Большинство русских казанских краеведов ХIX столетия, старались доказать, что башня, которую мы знаем под именем Сююмбике действительно была сохранившейся ханской постройкой. Так думал и Николай Кириллович Баженов, и Михаил Николаевич Пинегин, и даже гиперкритичный во многих других вопросах Николай Павлович Загоскин. Михаил Самсонович Рыбушкин колебался в этом вопросе. По иронии судьбы, уже в наши времена стройную аргументацию в пользу того, что эта башня – русская постройка начала XVIII столетия развивал архитектор Нияз Халит, справедливо имеющий репутацию национально мыслящего татарского деятеля.
Отношение к самой правительнице Казани у местных русских авторов тоже было комплементарное.
«Бледная, ослабелая, но прекрасная Суюмбека сошла на пристань и с горькою прощальною улыбкою поклонилась провожавшему ее народу» – такими нежными словами рассказывал о татарской правительнице штаб-лекарь Порохового завода Баженов в своей «Казанской истории» 1847 года.
Настоятель военной церкви в Спасской башне Казанского кремля протоиерей Платон Заринский видел в популярности среди русских истории Сююмбике сочувствие, «которое русский человек способен питать к покорившемуся врагу». «Действительно Сююн-беки заслуживает полного сочувствия. Сначала жена Джан-Али (Эналея), она после него, как жертва политики, переходит к Сафа-гирею, а от него к Шигалею» – писал этот священник, историк и педагог в своих «Очерках древней Казани» 1877 года.

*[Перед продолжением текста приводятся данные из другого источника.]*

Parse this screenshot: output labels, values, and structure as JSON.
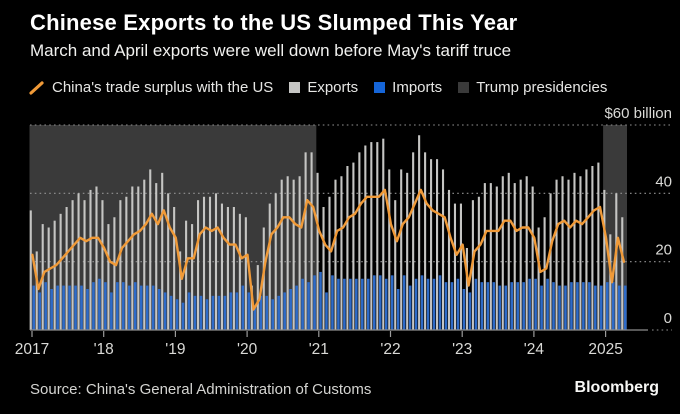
{
  "header": {
    "title": "Chinese Exports to the US Slumped This Year",
    "subtitle": "March and April exports were well down before May's tariff truce"
  },
  "legend": {
    "items": [
      {
        "label": "China's trade surplus with the US",
        "type": "line"
      },
      {
        "label": "Exports",
        "type": "square"
      },
      {
        "label": "Imports",
        "type": "square"
      },
      {
        "label": "Trump presidencies",
        "type": "square"
      }
    ]
  },
  "footer": {
    "source": "Source: China's General Administration of Customs",
    "brand": "Bloomberg"
  },
  "chart_data": {
    "type": "bar",
    "subtype": "monthly bars with line overlay and shaded period bands",
    "unit_label": "$60 billion",
    "start_month": "2017-01",
    "end_month": "2025-04",
    "x_axis": {
      "labels": [
        "2017",
        "'18",
        "'19",
        "'20",
        "'21",
        "'22",
        "'23",
        "'24",
        "2025"
      ]
    },
    "y_axis": {
      "range": [
        0,
        60
      ],
      "ticks": [
        {
          "value": 60,
          "label": "$60 billion"
        },
        {
          "value": 40,
          "label": "40"
        },
        {
          "value": 20,
          "label": "20"
        },
        {
          "value": 0,
          "label": "0"
        }
      ],
      "grid": "dotted"
    },
    "trump_presidencies": [
      {
        "from": "2017-01",
        "to": "2021-01"
      },
      {
        "from": "2025-01",
        "to": "2025-05"
      }
    ],
    "series": {
      "exports": {
        "name": "Exports",
        "values": [
          35,
          23,
          31,
          30,
          32,
          34,
          36,
          38,
          40,
          38,
          41,
          42,
          38,
          31,
          33,
          38,
          39,
          42,
          42,
          44,
          47,
          43,
          46,
          40,
          36,
          23,
          32,
          31,
          38,
          39,
          39,
          40,
          37,
          36,
          36,
          34,
          33,
          13,
          19,
          30,
          37,
          40,
          44,
          45,
          44,
          45,
          52,
          52,
          46,
          36,
          39,
          44,
          45,
          48,
          49,
          52,
          54,
          55,
          55,
          56,
          47,
          38,
          47,
          46,
          52,
          57,
          52,
          50,
          50,
          47,
          41,
          37,
          37,
          24,
          38,
          39,
          43,
          43,
          42,
          45,
          46,
          43,
          44,
          45,
          42,
          30,
          33,
          40,
          44,
          45,
          44,
          46,
          45,
          47,
          48,
          49,
          41,
          28,
          40,
          33
        ]
      },
      "imports": {
        "name": "Imports",
        "values": [
          13,
          11,
          14,
          12,
          13,
          13,
          13,
          13,
          13,
          12,
          14,
          15,
          14,
          11,
          14,
          14,
          13,
          14,
          13,
          13,
          13,
          12,
          11,
          10,
          9,
          8,
          11,
          10,
          10,
          9,
          10,
          10,
          10,
          11,
          11,
          13,
          11,
          7,
          10,
          10,
          9,
          10,
          11,
          12,
          13,
          15,
          14,
          16,
          17,
          11,
          16,
          15,
          15,
          15,
          15,
          15,
          15,
          16,
          16,
          15,
          16,
          12,
          16,
          13,
          15,
          16,
          15,
          15,
          16,
          14,
          14,
          15,
          12,
          11,
          15,
          14,
          14,
          14,
          13,
          13,
          14,
          14,
          14,
          15,
          15,
          13,
          15,
          14,
          13,
          13,
          14,
          14,
          14,
          14,
          13,
          13,
          14,
          14,
          13,
          13
        ]
      },
      "surplus": {
        "name": "China's trade surplus with the US",
        "values": [
          22,
          12,
          17,
          18,
          19,
          21,
          23,
          25,
          27,
          26,
          27,
          27,
          24,
          20,
          19,
          24,
          26,
          28,
          29,
          31,
          34,
          31,
          35,
          30,
          27,
          15,
          21,
          21,
          28,
          30,
          29,
          30,
          27,
          25,
          25,
          21,
          22,
          6,
          9,
          20,
          28,
          30,
          33,
          33,
          31,
          30,
          38,
          36,
          29,
          25,
          23,
          29,
          30,
          33,
          34,
          37,
          39,
          39,
          39,
          41,
          31,
          26,
          31,
          33,
          37,
          41,
          37,
          35,
          34,
          33,
          27,
          22,
          25,
          13,
          23,
          25,
          29,
          29,
          29,
          32,
          32,
          29,
          30,
          30,
          27,
          17,
          18,
          26,
          31,
          32,
          30,
          32,
          31,
          33,
          35,
          36,
          27,
          14,
          27,
          20
        ]
      }
    },
    "colors": {
      "background": "#000000",
      "surplus_line": "#f09a38",
      "exports_bar": "#c5c5c3",
      "imports_bar": "#2e6bc8",
      "imports_legend": "#1565d8",
      "trump_band": "#3a3a3a",
      "grid": "#929292",
      "axis": "#8d8d8d",
      "axis_text": "#dadad7"
    }
  }
}
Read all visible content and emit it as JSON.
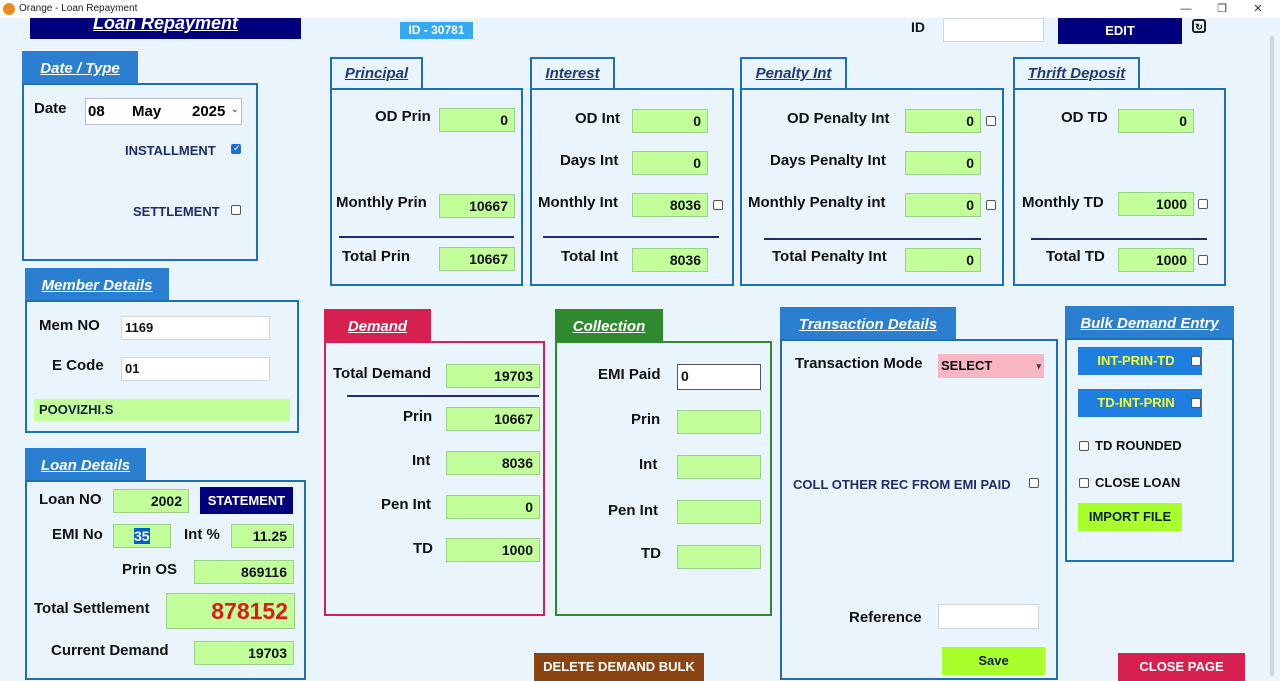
{
  "window": {
    "title": "Orange - Loan Repayment",
    "minimize": "—",
    "maximize": "❐",
    "close": "✕"
  },
  "header": {
    "app_title": "Loan Repayment",
    "id_badge": "ID - 30781",
    "id_label": "ID",
    "id_value": "",
    "edit_label": "EDIT"
  },
  "date_type": {
    "tab": "Date / Type",
    "date_label": "Date",
    "day": "08",
    "month": "May",
    "year": "2025",
    "installment_label": "INSTALLMENT",
    "installment_checked": true,
    "settlement_label": "SETTLEMENT",
    "settlement_checked": false
  },
  "member": {
    "tab": "Member Details",
    "mem_no_label": "Mem NO",
    "mem_no": "1169",
    "ecode_label": "E Code",
    "ecode": "01",
    "name": "POOVIZHI.S"
  },
  "loan": {
    "tab": "Loan Details",
    "loan_no_label": "Loan NO",
    "loan_no": "2002",
    "statement_label": "STATEMENT",
    "emi_no_label": "EMI No",
    "emi_no": "35",
    "int_pct_label": "Int %",
    "int_pct": "11.25",
    "prin_os_label": "Prin OS",
    "prin_os": "869116",
    "total_settlement_label": "Total Settlement",
    "total_settlement": "878152",
    "current_demand_label": "Current Demand",
    "current_demand": "19703"
  },
  "principal": {
    "tab": "Principal",
    "od_label": "OD Prin",
    "od": "0",
    "monthly_label": "Monthly Prin",
    "monthly": "10667",
    "total_label": "Total Prin",
    "total": "10667"
  },
  "interest": {
    "tab": "Interest",
    "od_label": "OD Int",
    "od": "0",
    "days_label": "Days Int",
    "days": "0",
    "monthly_label": "Monthly Int",
    "monthly": "8036",
    "total_label": "Total Int",
    "total": "8036"
  },
  "penalty": {
    "tab": "Penalty Int",
    "od_label": "OD Penalty Int",
    "od": "0",
    "days_label": "Days Penalty Int",
    "days": "0",
    "monthly_label": "Monthly Penalty int",
    "monthly": "0",
    "total_label": "Total Penalty Int",
    "total": "0"
  },
  "thrift": {
    "tab": "Thrift Deposit",
    "od_label": "OD TD",
    "od": "0",
    "monthly_label": "Monthly TD",
    "monthly": "1000",
    "total_label": "Total TD",
    "total": "1000"
  },
  "demand": {
    "tab": "Demand",
    "total_label": "Total Demand",
    "total": "19703",
    "prin_label": "Prin",
    "prin": "10667",
    "int_label": "Int",
    "int": "8036",
    "pen_label": "Pen Int",
    "pen": "0",
    "td_label": "TD",
    "td": "1000"
  },
  "collection": {
    "tab": "Collection",
    "emi_label": "EMI Paid",
    "emi": "0",
    "prin_label": "Prin",
    "int_label": "Int",
    "pen_label": "Pen Int",
    "td_label": "TD",
    "prin": "",
    "int": "",
    "pen": "",
    "td": ""
  },
  "transaction": {
    "tab": "Transaction Details",
    "mode_label": "Transaction Mode",
    "mode_value": "SELECT",
    "coll_other_label": "COLL OTHER REC FROM EMI PAID",
    "reference_label": "Reference",
    "reference": "",
    "save_label": "Save"
  },
  "bulk": {
    "tab": "Bulk Demand Entry",
    "int_prin_td": "INT-PRIN-TD",
    "td_int_prin": "TD-INT-PRIN",
    "td_rounded": "TD ROUNDED",
    "close_loan": "CLOSE LOAN",
    "import_file": "IMPORT FILE"
  },
  "footer": {
    "delete_bulk": "DELETE DEMAND BULK",
    "close_page": "CLOSE PAGE"
  },
  "colors": {
    "navy": "#00007f",
    "blue_border": "#1f6fb5",
    "green_field": "#c2ff9b",
    "demand_red": "#d6204f",
    "collection_green": "#2f8a2f",
    "delete_brown": "#8b4513"
  }
}
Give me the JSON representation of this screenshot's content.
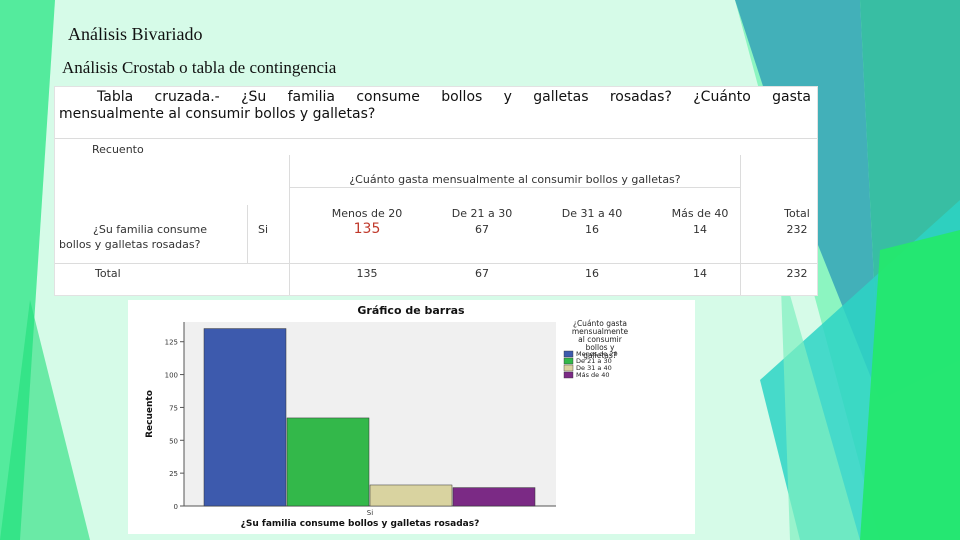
{
  "slide": {
    "title": "Análisis Bivariado",
    "subtitle": "Análisis Crostab o tabla de contingencia"
  },
  "crosstab": {
    "title_line1": "Tabla cruzada.- ¿Su familia consume bollos y galletas rosadas? ¿Cuánto gasta",
    "title_line2": "mensualmente al consumir bollos y galletas?",
    "count_label": "Recuento",
    "column_header": "¿Cuánto gasta mensualmente al consumir bollos y galletas?",
    "row_header_line1": "¿Su familia consume",
    "row_header_line2": "bollos y galletas rosadas?",
    "row_value": "Si",
    "total_row_label": "Total",
    "columns": [
      "Menos de 20",
      "De 21 a 30",
      "De 31 a 40",
      "Más de 40",
      "Total"
    ],
    "row_si": [
      "135",
      "67",
      "16",
      "14",
      "232"
    ],
    "row_total": [
      "135",
      "67",
      "16",
      "14",
      "232"
    ]
  },
  "colors": {
    "highlight_value": "#c0392b",
    "series": [
      "#3d5aad",
      "#33b84a",
      "#d9d3a0",
      "#7b2a85"
    ]
  },
  "chart_data": {
    "type": "bar",
    "title": "Gráfico de barras",
    "xlabel": "¿Su familia consume bollos y galletas rosadas?",
    "ylabel": "Recuento",
    "categories": [
      "Si"
    ],
    "legend_title_lines": [
      "¿Cuánto gasta",
      "mensualmente",
      "al consumir",
      "bollos y",
      "galletas?"
    ],
    "series": [
      {
        "name": "Menos de 20",
        "values": [
          135
        ]
      },
      {
        "name": "De 21 a 30",
        "values": [
          67
        ]
      },
      {
        "name": "De 31 a 40",
        "values": [
          16
        ]
      },
      {
        "name": "Más de 40",
        "values": [
          14
        ]
      }
    ],
    "yticks": [
      "0",
      "25",
      "50",
      "75",
      "100",
      "125"
    ],
    "ylim": [
      0,
      140
    ],
    "grid": false,
    "legend": "right"
  }
}
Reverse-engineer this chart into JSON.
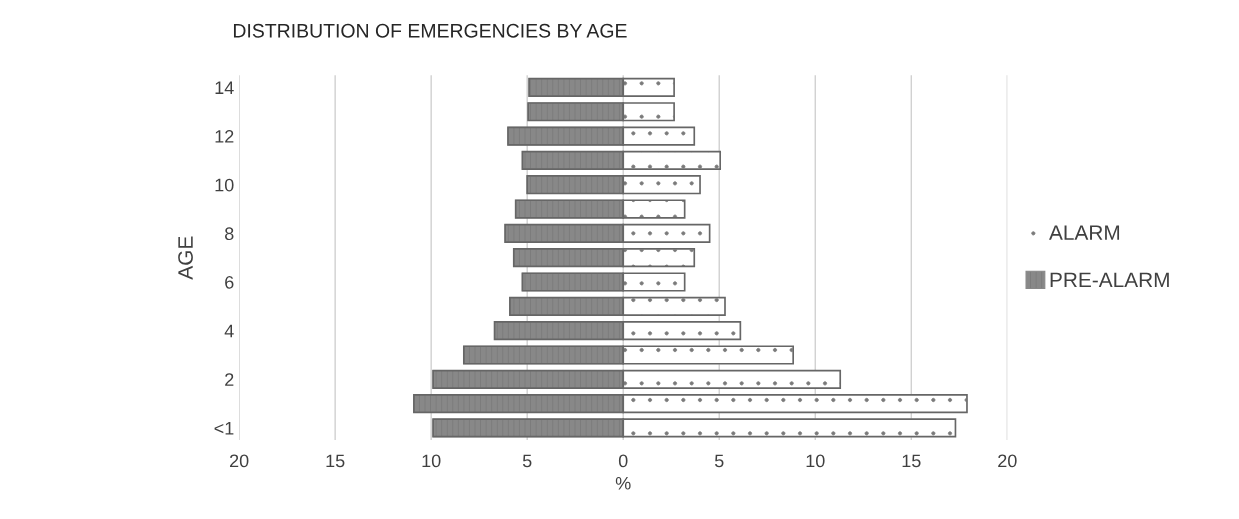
{
  "chart_data": {
    "type": "bar",
    "orientation": "horizontal",
    "title": "DISTRIBUTION OF EMERGENCIES BY AGE",
    "xlabel": "%",
    "ylabel": "AGE",
    "categories": [
      "14",
      null,
      "12",
      null,
      "10",
      null,
      "8",
      null,
      "6",
      null,
      "4",
      null,
      "2",
      null,
      "<1"
    ],
    "series": [
      {
        "name": "ALARM",
        "color": "#ffffff",
        "values": [
          2.65,
          2.65,
          3.7,
          5.05,
          4.0,
          3.2,
          4.5,
          3.7,
          3.2,
          5.3,
          6.1,
          8.85,
          11.3,
          17.9,
          17.3
        ]
      },
      {
        "name": "PRE-ALARM",
        "color": "#888888",
        "values": [
          -4.9,
          -4.95,
          -6.0,
          -5.25,
          -5.0,
          -5.6,
          -6.15,
          -5.7,
          -5.25,
          -5.9,
          -6.7,
          -8.3,
          -9.9,
          -10.9,
          -9.9
        ]
      }
    ],
    "xlim": [
      -20,
      20
    ],
    "xticks": [
      {
        "value": -20,
        "label": "20"
      },
      {
        "value": -15,
        "label": "15"
      },
      {
        "value": -10,
        "label": "10"
      },
      {
        "value": -5,
        "label": "5"
      },
      0,
      5,
      10,
      15,
      20
    ],
    "grid": "x",
    "legend": "right",
    "stacked": true
  }
}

Пастырским сочувствием к женщине, которая жила много веков назад, были проникнуты слова настоятеля Духосошественской дворцовой церкви Казанского Кремля священника Павла Невзорова, который издал «Историю Сююнбекиной башни, стоящей в Казанской крепости» в 1895 году. «И осталась Сююнбека с одним сыном-малюткой и без любимца своего, разлука с которым причинила ей великое и неутешное горе» – писал этот священник о состоянии царицы после того, как ее покинул оглан Кощак.
Кто здесь более русский?
Общепризнанные литературные памятники, классики русской литературы и живописи, казанские краеведы, заслуженные православные священники знали одну Сююмбике. Активисты в городе Касимове решили дать бой какой-то другой Сююмбике.
Возможно, в перерывах между подписаниями петиций в защиту русской культуры, активистам следует время от времени приобщаться к этой самой русской культуре, и тогда для них будет меньше неожиданностей. Но это пожелание на будущее.
Пока же в Касимове существует непосредственная угроза того, о чем день за днем предупреждают федеральные СМИ. Под видом борьбы с памятником татарской правительнице, готовится отмена целого пласта русской культуры. Не допустить такую отмену – благородная задача всех, кому эта культура дорога.